Proving Set Equality $A=B$

Question

I have the following question:

$$\text{Suppose $A,B,C$ are sets so that $A \cap C = B \cap C $ and $A \cup C=B \cup C$. Prove that $A=B$.}$$

My question is that the way I am doing it seems rather straightforward to me, but my professor has a much different approach.

Here is my approach:

$$\text{Let $x \in A$}. \text{Then $x \in A\cap C$},\text{so $x \in B \cap C$}. \text{Hence $x \in B$ } \text{and $A \subseteq B$}.\\ \text{Let $x \in B$. Then $x \in B \cap C $, so $x \in A \cap C$. Hence $x \in A$ and $B \subseteq A$.}\\ \text{Therefore, $A=B$.}$$

Here is my professor's approach:

$$A=(A \cap C) \cup (A \cap C^c)\\B=(B \cap C) \cup (B \cap C^c)\\\text{Now}\; (A\cup C)\cap C^c = A\cap C^c \text{ and } (B\cup C) \cap C^c = B \cap C^c \\\text{so } A=B$$

I was wondering if there is any issue in my approach that would explain why he answered the problem in this way instead?
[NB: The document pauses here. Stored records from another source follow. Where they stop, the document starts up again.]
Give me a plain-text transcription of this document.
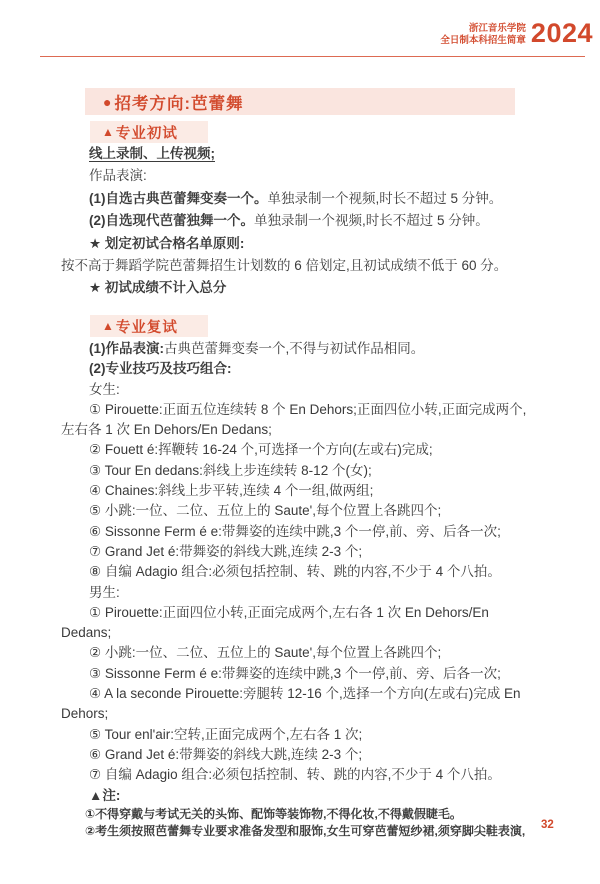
浙江音乐学院
全日制本科招生简章 2024
● 招考方向:芭蕾舞
▲ 专业初试

线上录制、上传视频;

作品表演:

(1)自选古典芭蕾舞变奏一个。单独录制一个视频,时长不超过 5 分钟。

(2)自选现代芭蕾独舞一个。单独录制一个视频,时长不超过 5 分钟。

★ 划定初试合格名单原则:

按不高于舞蹈学院芭蕾舞招生计划数的 6 倍划定,且初试成绩不低于 60 分。

★ 初试成绩不计入总分

▲ 专业复试

(1)作品表演:古典芭蕾舞变奏一个,不得与初试作品相同。

(2)专业技巧及技巧组合:

女生:

① Pirouette:正面五位连续转 8 个 En Dehors;正面四位小转,正面完成两个,左右各 1 次 En Dehors/En Dedans;

② Fouett é:挥鞭转 16-24 个,可选择一个方向(左或右)完成;

③ Tour En dedans:斜线上步连续转 8-12 个(女);

④ Chaines:斜线上步平转,连续 4 个一组,做两组;

⑤ 小跳:一位、二位、五位上的 Saute',每个位置上各跳四个;

⑥ Sissonne Ferm é e:带舞姿的连续中跳,3 个一停,前、旁、后各一次;

⑦ Grand Jet é:带舞姿的斜线大跳,连续 2-3 个;

⑧ 自编 Adagio 组合:必须包括控制、转、跳的内容,不少于 4 个八拍。

男生:

① Pirouette:正面四位小转,正面完成两个,左右各 1 次 En Dehors/En Dedans;

② 小跳:一位、二位、五位上的 Saute',每个位置上各跳四个;

③ Sissonne Ferm é e:带舞姿的连续中跳,3 个一停,前、旁、后各一次;

④ A la seconde Pirouette:旁腿转 12-16 个,选择一个方向(左或右)完成 En Dehors;

⑤ Tour enl'air:空转,正面完成两个,左右各 1 次;

⑥ Grand Jet é:带舞姿的斜线大跳,连续 2-3 个;

⑦ 自编 Adagio 组合:必须包括控制、转、跳的内容,不少于 4 个八拍。

▲注:

①不得穿戴与考试无关的头饰、配饰等装饰物,不得化妆,不得戴假睫毛。

②考生须按照芭蕾舞专业要求准备发型和服饰,女生可穿芭蕾短纱裙,须穿脚尖鞋表演,	32
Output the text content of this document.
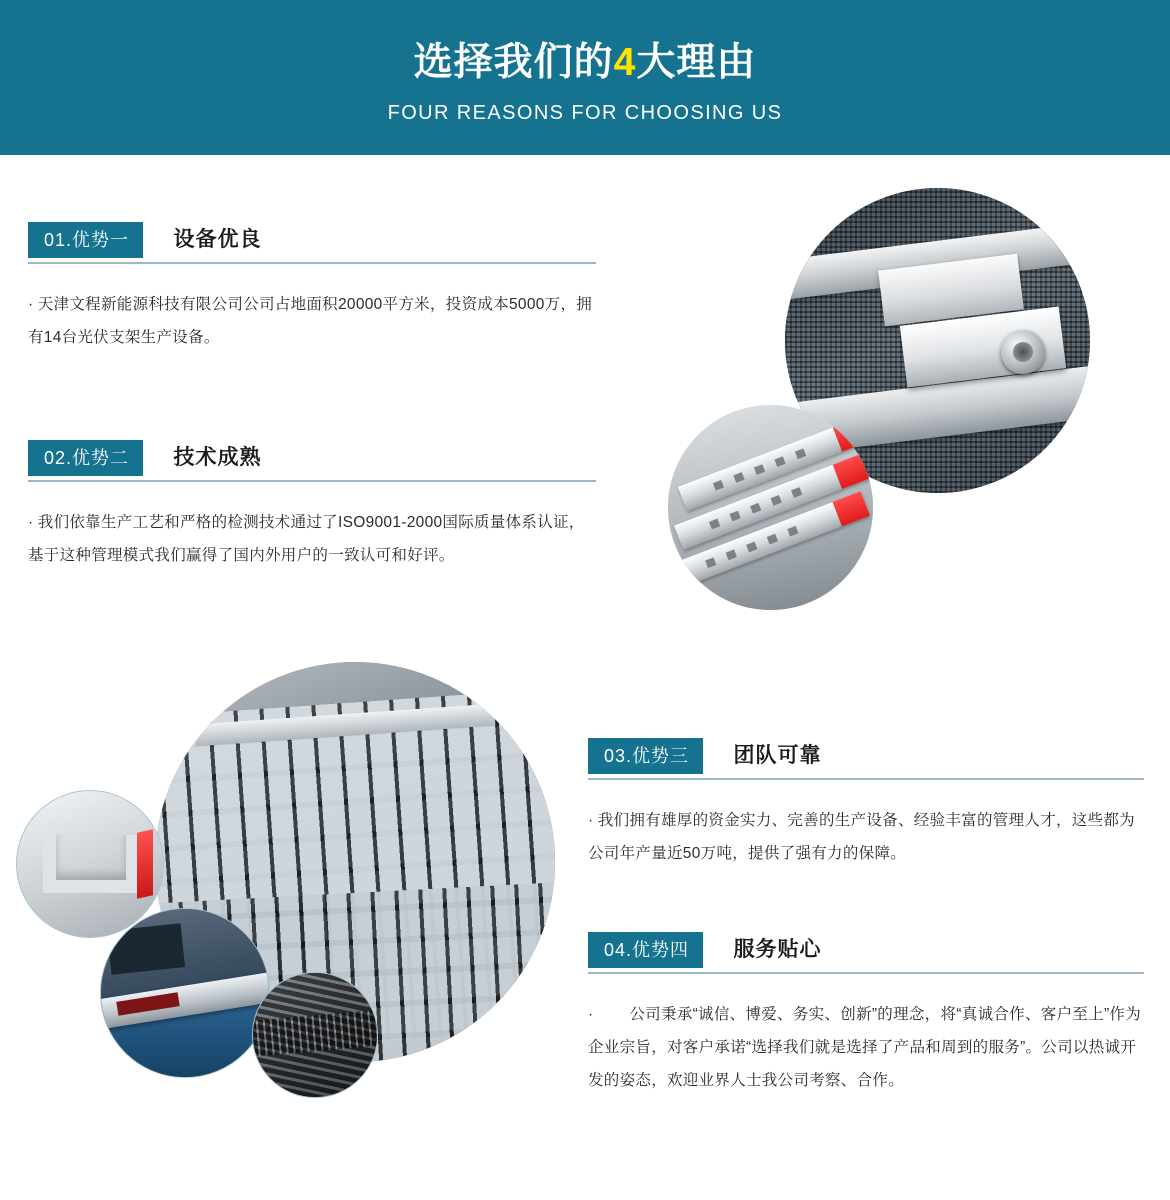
选择我们的4大理由
FOUR REASONS FOR CHOOSING US
01.优势一 设备优良
· 天津文程新能源科技有限公司公司占地面积20000平方米，投资成本5000万，拥有14台光伏支架生产设备。
02.优势二 技术成熟
· 我们依靠生产工艺和严格的检测技术通过了ISO9001-2000国际质量体系认证，基于这种管理模式我们赢得了国内外用户的一致认可和好评。
03.优势三 团队可靠
· 我们拥有雄厚的资金实力、完善的生产设备、经验丰富的管理人才，这些都为公司年产量近50万吨，提供了强有力的保障。
04.优势四 服务贴心
· 　　公司秉承“诚信、博爱、务实、创新”的理念，将“真诚合作、客户至上”作为企业宗旨，对客户承诺“选择我们就是选择了产品和周到的服务”。公司以热诚开发的姿态，欢迎业界人士我公司考察、合作。
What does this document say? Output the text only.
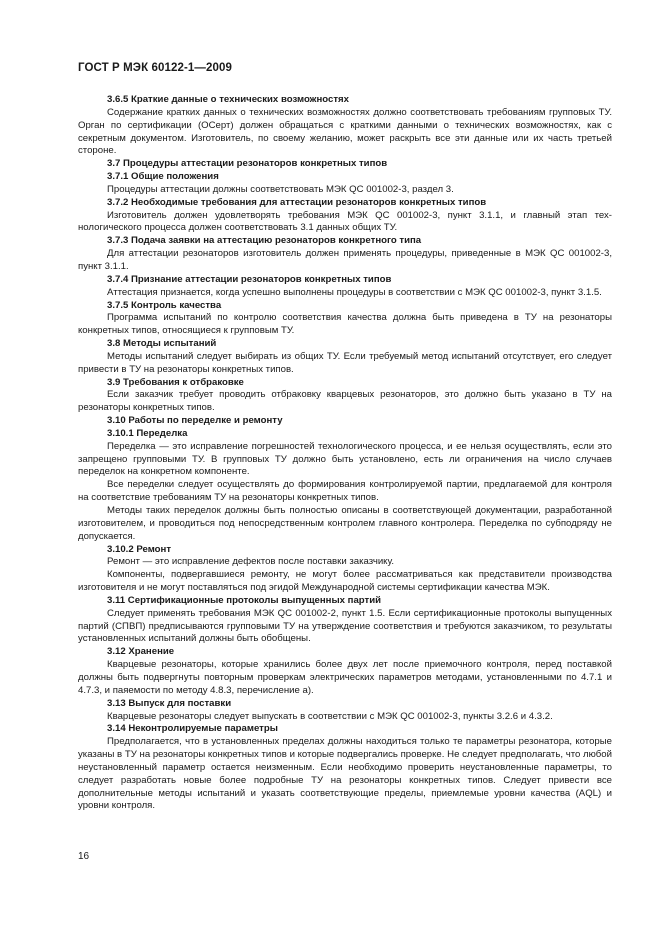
ГОСТ Р МЭК 60122-1—2009

3.6.5 Краткие данные о технических возможностях

Содержание кратких данных о технических возможностях должно соответствовать требованиям групповых ТУ. Орган по сертификации (ОСерт) должен обращаться с краткими данными о технических возможностях, как с секретным документом. Изготовитель, по своему желанию, может раскрыть все эти данные или их часть третьей стороне.

3.7 Процедуры аттестации резонаторов конкретных типов

3.7.1 Общие положения

Процедуры аттестации должны соответствовать МЭК QC 001002-3, раздел 3.

3.7.2 Необходимые требования для аттестации резонаторов конкретных типов

Изготовитель должен удовлетворять требования МЭК QC 001002-3, пункт 3.1.1, и главный этап технологического процесса должен соответствовать 3.1 данных общих ТУ.

3.7.3 Подача заявки на аттестацию резонаторов конкретного типа

Для аттестации резонаторов изготовитель должен применять процедуры, приведенные в МЭК QC 001002-3, пункт 3.1.1.

3.7.4 Признание аттестации резонаторов конкретных типов

Аттестация признается, когда успешно выполнены процедуры в соответствии с МЭК QC 001002-3, пункт 3.1.5.

3.7.5 Контроль качества

Программа испытаний по контролю соответствия качества должна быть приведена в ТУ на резонаторы конкретных типов, относящиеся к групповым ТУ.

3.8 Методы испытаний

Методы испытаний следует выбирать из общих ТУ. Если требуемый метод испытаний отсутствует, его следует привести в ТУ на резонаторы конкретных типов.

3.9 Требования к отбраковке

Если заказчик требует проводить отбраковку кварцевых резонаторов, это должно быть указано в ТУ на резонаторы конкретных типов.

3.10 Работы по переделке и ремонту

3.10.1 Переделка

Переделка — это исправление погрешностей технологического процесса, и ее нельзя осуществлять, если это запрещено групповыми ТУ. В групповых ТУ должно быть установлено, есть ли ограничения на число случаев переделок на конкретном компоненте.

Все переделки следует осуществлять до формирования контролируемой партии, предлагаемой для контроля на соответствие требованиям ТУ на резонаторы конкретных типов.

Методы таких переделок должны быть полностью описаны в соответствующей документации, разработанной изготовителем, и проводиться под непосредственным контролем главного контролера. Переделка по субподряду не допускается.

3.10.2 Ремонт

Ремонт — это исправление дефектов после поставки заказчику.

Компоненты, подвергавшиеся ремонту, не могут более рассматриваться как представители производства изготовителя и не могут поставляться под эгидой Международной системы сертификации качества МЭК.

3.11 Сертификационные протоколы выпущенных партий

Следует применять требования МЭК QC 001002-2, пункт 1.5. Если сертификационные протоколы выпущенных партий (СПВП) предписываются групповыми ТУ на утверждение соответствия и требуются заказчиком, то результаты установленных испытаний должны быть обобщены.

3.12 Хранение

Кварцевые резонаторы, которые хранились более двух лет после приемочного контроля, перед поставкой должны быть подвергнуты повторным проверкам электрических параметров методами, установленными по 4.7.1 и 4.7.3, и паяемости по методу 4.8.3, перечисление а).

3.13 Выпуск для поставки

Кварцевые резонаторы следует выпускать в соответствии с МЭК QC 001002-3, пункты 3.2.6 и 4.3.2.

3.14 Неконтролируемые параметры

Предполагается, что в установленных пределах должны находиться только те параметры резонатора, которые указаны в ТУ на резонаторы конкретных типов и которые подвергались проверке. Не следует предполагать, что любой неустановленный параметр остается неизменным. Если необходимо проверить неустановленные параметры, то следует разработать новые более подробные ТУ на резонаторы конкретных типов. Следует привести все дополнительные методы испытаний и указать соответствующие пределы, приемлемые уровни качества (AQL) и уровни контроля.

16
Thank you!

Answer 1

The implication $x\in A \to x \in A\cap C$ is false. Why $x\in C$?

Answer 2

Would this work instead,

$$x \in A \rightarrow x \in A\cup C \rightarrow x\in B\cup C\\\text{so we either have that:}\\(1)\;x\in B , x\notin C\\(2)\;x\in C, x\notin B \\(3)\;x\in B, x\in C\\ \text{For (1) we have that $x \in B$. For (3) we have that $x \in B$. So we would just need to worry about (2).} \\\text{(2) States $x \in C$. Therefore, $x\in C$ and $x\in A$. So $x\in A\cap C.$ But then $x \in B\cap C$, so $x \in B$. But $x\notin B$.}\\\text{So only (1) and (3) could hold. In which case, $x \in B$ and $A \subseteq B.$}$$

And it would be the same type of logic for $B \subseteq A.$ Would this work instead?